Every morning for the past 2 and a half weeks I find myself walking through the white flourescent lit corridors of the Oncology department at Hadassah Hospital in Jerusalem. The Radiology technicians, young, intilligent and religious, greet me with their first-thing-in-the-morning good mood and give me a sense that they care about me as a patient. Weather its part of their training and done systematically or true kindness, it doesn't really matter, it feels good to have a caring environment and a human touch when your'e blasted with 2.2gy of radioactivity every day. They put on my custom made CD with relaxing music and I lie there, with my custom made mask over my head and neck, on the table, receptive to the enormous machine's radioactive blows. It's painless and lasts about 10 minutes. Things start to become evident in the days that follow: dryness in my mouth, sore gums and throat and general fatigue. In the waiting room I socialize with the other people who also come for there daily dose of nuke. The American Bible Professor who was with me in ear-nose-throat ward when I had surgery 2 months ago, accompanied by his Philipino helper; the Russian grandfather, whose daughter practices meditation with a group that convenes in Armenia once a year; the bald kid in the wheelchair, accompanied by his english speaking brother who looks like he just got off the plane from New york to visit his sick brother back home. A mix of cultures and languages finds itself here in this small waiting room as a microcosm of Jerusalem; Arabs, Russians, Ethiopians, religious and non religious jews, americans, old, young, soldiers, cops, speaking a plathora of languages you would not even hear in a crowded train in New york city.
The Hospital itself is located near the old village of Ein-Kerem, once inhabited by Palestinians until they abandoned it in the 1948 war, when it was annexed to the new state of Israel and populated by immigrants from Morrocco, Iraq and Iran and later in the 70's started housing young students from the nearby university hospital, bourgeois yuppies who redid the old arab houses and turned parts of the village in to a high class neighborhood, enjoying its quaint little alleys and picturesque views to the Judean mountains, and not to mention the presence of the churches, monastaries and missions, which give this part of Jerusalem an unparallelled and unique character.

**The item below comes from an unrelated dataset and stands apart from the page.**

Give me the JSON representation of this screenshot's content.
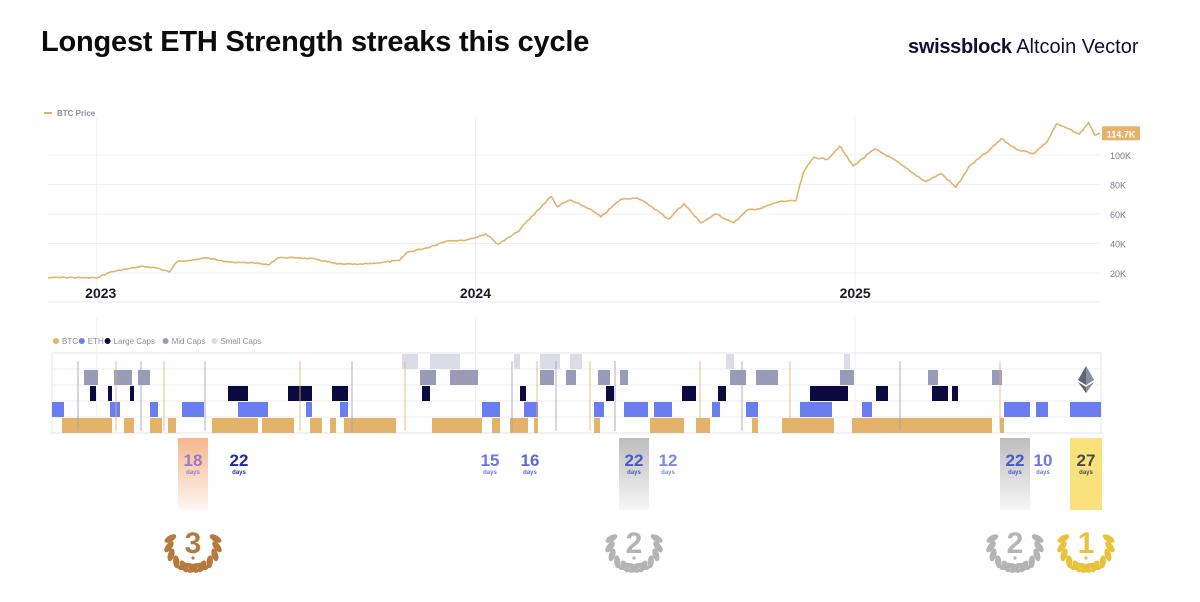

In the hallways of Haddassah hospital you don't really feel Ein Kerem. It seems very urban considering the rich natural surrounding including several national parks, natural cold water springs and spectacular views. The place is expanding rapidly and recently a mall and a hotel have been built on its premesis, in addition to a huge parking lot and a new main building to the hospital due to be finished in the next couple of years. It has taken its toll on the environment and the nearby Ein Hindak, a beautiful natural spring is forbidden for swimming due to large amounts of biological waste dumped into the hospital's sewage pipes and pouring into its sources, and an alarming statistic I heard recently that the emmisions coming out of the chimneys of this establishment were recorded as being 8,000 times the legal amount according to the Israeli Environment ministry. Scary to think a lot of these toxic chemicals are considered to be medicine for humans...
But you can feel Jerusalem here, and Israel in the 21st century, where you can find state of the art medical technology and free wi-fi side by side with the uniqueness of people's backgrounds who all find themselves here thanks to social medicine, their faces hoping for better days, for their suffering to end, and for a human touch behind this huge system.
The words "Sarcoma", "Carcinoma", "Metastasis" and more cancer terminiology is used freely in these hallways, and I can't help but feel a bit out of it, not connected to this genreal feeling of having cancer, feeling sorry for myself and talking about disease all the time. When I walk into the hospital with my Hippie attire as if I just got off a plane from India (not so far from the truth...), peope here look at me as if I don't belong. Young people of my kind don't get cancer, it doesn't fit with the image of your old 60+ year old whose body is giving way to death and decomposition. I moved my daily meditation practice to the time when I sit in the waiting room waiting for my name to be called into the radiation room. It's an interesting place to observe myself and the relationship with the outward environment which is so charged with emotion, sadness, helplessness and confusion. It gives me a sense of center, being in this thing together with all of these people and keeps me out of the downward spiral of feeling sorry for myself. Hopefully it inspires some people along the way.
5 more weeks to go.
It is not how much we do,
but how much love we put in the doing.
It is not how much we give,
but how much love we put in the giving.